For teams using AWS-specific tools like SAM or CDK, GitHub Actions can still deploy to AWS using OIDC federation, eliminating the need for long-lived AWS credentials.

Secrets Management Transition

CodeCommit users often store credentials in AWS Secrets Manager or Systems Manager Parameter Store. GitHub provides encrypted secrets at the repository or organization level:

# Add secrets via GitHub CLI
gh secret set AWS_ACCESS_KEY_ID --body "$AWS_ACCESS_KEY_ID"
gh secret set AWS_SECRET_ACCESS_KEY --body "$AWS_SECRET_ACCESS_KEY"

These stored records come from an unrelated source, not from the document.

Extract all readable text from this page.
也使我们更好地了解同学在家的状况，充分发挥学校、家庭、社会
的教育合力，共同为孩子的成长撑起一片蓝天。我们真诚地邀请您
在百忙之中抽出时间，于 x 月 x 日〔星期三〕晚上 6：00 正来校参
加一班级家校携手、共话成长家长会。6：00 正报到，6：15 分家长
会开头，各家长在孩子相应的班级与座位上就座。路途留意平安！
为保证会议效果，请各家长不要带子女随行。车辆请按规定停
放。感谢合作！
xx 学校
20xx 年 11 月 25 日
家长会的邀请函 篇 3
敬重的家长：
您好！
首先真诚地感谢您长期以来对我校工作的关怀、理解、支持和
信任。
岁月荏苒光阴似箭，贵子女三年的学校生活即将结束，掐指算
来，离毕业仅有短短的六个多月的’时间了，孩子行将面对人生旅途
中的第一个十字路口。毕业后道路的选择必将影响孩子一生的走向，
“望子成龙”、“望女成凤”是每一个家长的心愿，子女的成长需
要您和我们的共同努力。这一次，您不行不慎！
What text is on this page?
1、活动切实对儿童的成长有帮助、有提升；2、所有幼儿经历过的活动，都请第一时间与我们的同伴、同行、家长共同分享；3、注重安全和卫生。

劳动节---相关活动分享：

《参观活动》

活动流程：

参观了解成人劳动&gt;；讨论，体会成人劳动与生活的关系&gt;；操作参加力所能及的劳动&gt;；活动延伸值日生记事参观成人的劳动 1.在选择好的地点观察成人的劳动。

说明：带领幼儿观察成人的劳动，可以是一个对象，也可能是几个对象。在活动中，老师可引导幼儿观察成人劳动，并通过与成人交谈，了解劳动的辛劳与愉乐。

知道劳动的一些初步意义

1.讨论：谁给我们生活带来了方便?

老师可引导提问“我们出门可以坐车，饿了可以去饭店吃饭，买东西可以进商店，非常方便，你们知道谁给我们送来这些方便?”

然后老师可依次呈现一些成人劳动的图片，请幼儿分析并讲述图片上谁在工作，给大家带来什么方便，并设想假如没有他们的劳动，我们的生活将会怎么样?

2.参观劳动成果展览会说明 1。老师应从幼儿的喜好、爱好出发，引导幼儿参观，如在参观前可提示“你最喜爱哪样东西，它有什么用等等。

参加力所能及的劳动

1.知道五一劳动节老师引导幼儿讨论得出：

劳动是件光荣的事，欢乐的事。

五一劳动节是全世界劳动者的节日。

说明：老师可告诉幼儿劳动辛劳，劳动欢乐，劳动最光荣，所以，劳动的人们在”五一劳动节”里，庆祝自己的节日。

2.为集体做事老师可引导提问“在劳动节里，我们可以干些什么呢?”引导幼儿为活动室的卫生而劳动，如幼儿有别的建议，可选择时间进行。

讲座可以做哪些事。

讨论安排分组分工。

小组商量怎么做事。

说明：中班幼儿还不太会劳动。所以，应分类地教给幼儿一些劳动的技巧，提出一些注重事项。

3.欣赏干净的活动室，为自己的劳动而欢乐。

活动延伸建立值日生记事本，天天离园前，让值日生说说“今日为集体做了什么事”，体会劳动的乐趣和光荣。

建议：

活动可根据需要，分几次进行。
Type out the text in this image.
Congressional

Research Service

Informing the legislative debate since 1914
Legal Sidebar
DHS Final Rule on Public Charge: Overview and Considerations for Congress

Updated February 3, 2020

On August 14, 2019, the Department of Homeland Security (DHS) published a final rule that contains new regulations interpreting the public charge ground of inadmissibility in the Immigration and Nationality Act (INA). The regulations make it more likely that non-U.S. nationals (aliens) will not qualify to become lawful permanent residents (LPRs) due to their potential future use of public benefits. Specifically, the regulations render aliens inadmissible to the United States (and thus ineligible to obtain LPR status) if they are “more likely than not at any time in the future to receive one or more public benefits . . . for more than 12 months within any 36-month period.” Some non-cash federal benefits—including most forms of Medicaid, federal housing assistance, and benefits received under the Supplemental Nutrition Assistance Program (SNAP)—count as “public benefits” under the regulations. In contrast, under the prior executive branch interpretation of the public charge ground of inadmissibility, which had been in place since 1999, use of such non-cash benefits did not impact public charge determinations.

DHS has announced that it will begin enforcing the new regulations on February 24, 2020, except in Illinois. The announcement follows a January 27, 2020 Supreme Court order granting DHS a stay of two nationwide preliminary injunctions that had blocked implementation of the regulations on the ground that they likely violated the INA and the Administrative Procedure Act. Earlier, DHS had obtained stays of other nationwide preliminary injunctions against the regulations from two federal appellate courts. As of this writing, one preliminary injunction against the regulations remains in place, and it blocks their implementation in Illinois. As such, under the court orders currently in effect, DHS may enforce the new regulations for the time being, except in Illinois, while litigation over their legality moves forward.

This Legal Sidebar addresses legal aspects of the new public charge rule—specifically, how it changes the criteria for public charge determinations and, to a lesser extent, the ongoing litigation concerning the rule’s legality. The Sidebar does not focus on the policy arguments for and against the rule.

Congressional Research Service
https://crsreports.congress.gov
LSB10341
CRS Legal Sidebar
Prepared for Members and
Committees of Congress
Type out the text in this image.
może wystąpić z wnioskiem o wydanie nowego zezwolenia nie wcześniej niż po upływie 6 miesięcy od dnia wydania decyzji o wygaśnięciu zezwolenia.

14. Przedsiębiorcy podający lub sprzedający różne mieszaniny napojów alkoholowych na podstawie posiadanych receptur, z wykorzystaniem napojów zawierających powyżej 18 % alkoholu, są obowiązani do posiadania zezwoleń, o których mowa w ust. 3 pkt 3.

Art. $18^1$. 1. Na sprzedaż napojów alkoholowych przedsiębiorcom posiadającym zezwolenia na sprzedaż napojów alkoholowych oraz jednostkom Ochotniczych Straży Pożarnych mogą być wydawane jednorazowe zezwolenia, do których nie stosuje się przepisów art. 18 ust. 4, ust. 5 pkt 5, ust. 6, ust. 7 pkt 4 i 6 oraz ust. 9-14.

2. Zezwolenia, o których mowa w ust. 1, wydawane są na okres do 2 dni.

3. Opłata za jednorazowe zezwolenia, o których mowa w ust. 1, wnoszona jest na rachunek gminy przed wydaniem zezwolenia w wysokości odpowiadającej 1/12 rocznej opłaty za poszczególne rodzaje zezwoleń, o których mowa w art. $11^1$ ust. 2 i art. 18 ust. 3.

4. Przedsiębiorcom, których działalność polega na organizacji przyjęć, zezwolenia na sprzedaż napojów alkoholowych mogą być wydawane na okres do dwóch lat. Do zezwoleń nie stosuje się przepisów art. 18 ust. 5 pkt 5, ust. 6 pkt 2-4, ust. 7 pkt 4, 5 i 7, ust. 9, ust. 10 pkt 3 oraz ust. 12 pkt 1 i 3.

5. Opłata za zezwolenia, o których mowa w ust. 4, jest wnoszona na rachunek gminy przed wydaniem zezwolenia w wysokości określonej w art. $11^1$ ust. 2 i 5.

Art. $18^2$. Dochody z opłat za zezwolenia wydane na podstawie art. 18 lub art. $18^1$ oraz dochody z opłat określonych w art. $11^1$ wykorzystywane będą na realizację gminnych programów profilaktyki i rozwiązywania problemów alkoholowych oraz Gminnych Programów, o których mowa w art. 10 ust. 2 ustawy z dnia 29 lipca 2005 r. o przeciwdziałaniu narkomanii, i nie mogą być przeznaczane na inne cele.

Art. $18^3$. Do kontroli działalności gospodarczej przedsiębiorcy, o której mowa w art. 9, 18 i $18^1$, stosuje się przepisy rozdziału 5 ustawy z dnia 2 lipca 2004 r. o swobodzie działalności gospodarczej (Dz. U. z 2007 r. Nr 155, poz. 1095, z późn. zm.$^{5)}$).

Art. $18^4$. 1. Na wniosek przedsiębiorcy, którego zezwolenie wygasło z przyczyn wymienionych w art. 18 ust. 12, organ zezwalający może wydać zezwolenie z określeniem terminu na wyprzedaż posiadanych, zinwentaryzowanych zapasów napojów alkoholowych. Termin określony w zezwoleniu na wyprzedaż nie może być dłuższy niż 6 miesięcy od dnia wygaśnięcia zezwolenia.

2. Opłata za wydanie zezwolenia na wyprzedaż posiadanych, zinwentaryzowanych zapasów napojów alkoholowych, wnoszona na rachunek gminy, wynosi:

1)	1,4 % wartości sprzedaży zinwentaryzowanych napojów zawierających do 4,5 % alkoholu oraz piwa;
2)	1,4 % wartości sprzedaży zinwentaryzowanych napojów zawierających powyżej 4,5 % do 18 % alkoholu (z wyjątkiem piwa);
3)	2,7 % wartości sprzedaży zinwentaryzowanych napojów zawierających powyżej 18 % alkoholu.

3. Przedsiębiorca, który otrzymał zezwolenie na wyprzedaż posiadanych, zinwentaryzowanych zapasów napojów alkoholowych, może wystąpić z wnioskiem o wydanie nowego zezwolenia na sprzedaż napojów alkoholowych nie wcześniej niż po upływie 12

Preserving Code Review History

One limitation of Git mirroring is that CodeCommit pull request comments and approvals don’t transfer automatically. Document any critical review decisions before migration:

# Export CodeCommit pull request comments (requires scripting)
aws codecommit get-pull-request --pull-request-id PR_ID --region us-east-1

Create a documentation page in your new GitHub repository summarizing any open review items that need attention after migration.

Post-Migration Checklist

Verify the migration completed successfully with this verification process:

  1. Branch verification: Confirm all branches exist in GitHub
    git ls-remote --heads github
    
  2. Tag verification: Ensure all tags transferred
    git ls-remote --tags github
    
  3. Commit history: Spot-check commit counts match
    # CodeCommit
    git rev-list --all --count
       
    # GitHub
    gh api repos/your-org/your-repo-name/stats/commit --jq '.[] | select(.total != null) | .total'
    
  4. Team access: Verify all developers can clone and push to the new repository

  5. CI/CD status: Confirm automated tests and deployments function correctly

Conclusion

Migrating from CodeCommit to GitHub requires planning but follows a straightforward process. The key steps involve mirroring your Git history, updating developer workflows, reconfiguring CI/CD pipelines, and verifying access permissions. For remote teams, GitHub’s collaboration features and integration ecosystem provide substantial improvements in developer productivity and async communication.

The initial migration effort pays dividends through better code review experiences, simpler permission management, and access to the broader GitHub ecosystem. Start with a small repository to validate your migration process, then scale to your full repository portfolio.